I can understand why you would want to relinquish legal responsibility for her. You can tell the attorney that you changed your mind and not be involved anymore.

A friend of mine recently died and he has no living family. He was never married. He had no children either. He had colon cancer and a stroke. He went to the hospital after the stroke. The hospital asked a mutual friend of ours to become his POA. She declined because she did not want that responsibility.

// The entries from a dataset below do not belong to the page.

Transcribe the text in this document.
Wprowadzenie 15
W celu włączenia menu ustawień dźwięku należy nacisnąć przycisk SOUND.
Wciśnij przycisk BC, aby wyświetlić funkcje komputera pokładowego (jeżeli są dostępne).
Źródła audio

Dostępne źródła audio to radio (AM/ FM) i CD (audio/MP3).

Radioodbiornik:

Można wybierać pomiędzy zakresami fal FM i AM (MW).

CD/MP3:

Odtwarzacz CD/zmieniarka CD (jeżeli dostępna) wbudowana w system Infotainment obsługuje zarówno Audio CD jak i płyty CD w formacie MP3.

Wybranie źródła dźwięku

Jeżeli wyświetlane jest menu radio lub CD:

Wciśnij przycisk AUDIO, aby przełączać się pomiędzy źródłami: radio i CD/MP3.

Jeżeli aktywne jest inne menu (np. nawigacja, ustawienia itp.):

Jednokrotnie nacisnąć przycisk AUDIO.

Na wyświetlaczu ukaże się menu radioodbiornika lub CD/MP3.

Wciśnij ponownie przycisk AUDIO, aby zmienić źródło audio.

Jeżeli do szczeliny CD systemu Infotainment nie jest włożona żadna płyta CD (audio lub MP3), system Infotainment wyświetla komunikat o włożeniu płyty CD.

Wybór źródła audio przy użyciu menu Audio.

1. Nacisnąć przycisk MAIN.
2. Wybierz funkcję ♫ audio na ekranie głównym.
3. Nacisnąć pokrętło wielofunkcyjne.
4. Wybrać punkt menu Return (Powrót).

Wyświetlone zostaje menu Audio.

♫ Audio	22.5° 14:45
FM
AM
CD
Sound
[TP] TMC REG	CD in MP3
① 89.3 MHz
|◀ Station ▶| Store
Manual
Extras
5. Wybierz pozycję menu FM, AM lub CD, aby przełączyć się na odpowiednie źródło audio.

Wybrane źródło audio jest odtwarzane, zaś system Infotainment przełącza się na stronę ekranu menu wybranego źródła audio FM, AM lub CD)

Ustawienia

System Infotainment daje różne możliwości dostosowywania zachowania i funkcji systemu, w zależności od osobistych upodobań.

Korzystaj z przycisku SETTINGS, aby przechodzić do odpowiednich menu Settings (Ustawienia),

The hospital ended up telling us that he was too far gone to receive any more chemotherapy for his cancer and could never live alone again.

The hospital actually found a nursing home for him to be placed. He died two weeks later in the nursing home.

I’m in New Orleans. I don’t know where you are and how it works there. I’m thinking that possibly they would take over and place her too if your mom doesn’t a POA.

Your mom should not be living alone. At least she would receive care in a hospital or nursing home. I can’t imagine why she would want to be alone with no medical help. Is she scared? What about hospice?

When she does end up in the hospital, contact the social worker and tell them that you are not going to bring her home. Let the social worker handle it like they did for my friend.

It’s strange how some people think. My friend had a horrible wreck just before entering the hospital. His doctor told him no more driving. No more living at home.

He thought he was transferred to another hospital when they transported him to the nursing home.

He didn’t even know that he had been placed in a nursing home. He kept telling us he was going to start driving again when he got out of the hospital. It’s weird, I don’t even think he realized how sick he was or that he was dying. It was terribly sad. He didn’t even tell us burial plans. Since he had no family his remains are in a cemetery designated for bodies that are not claimed by family members.

This is so stressful for you. You’re pretty much helpless until she is in danger and enters the hospital. She won’t cooperate on her own so you don’t really have a choice but to leave it in the hands of the hospital. I just feel like they will drag things out if you continue to have POA.

I know the doctor at the hospital was pushing for my friend to have a POA. When the doctor’s request was refused they acted on getting placement in the nursing home quickly. He was already a Medicaid patient.

Don’t sign anything claiming any responsibility if she enters a nursing home.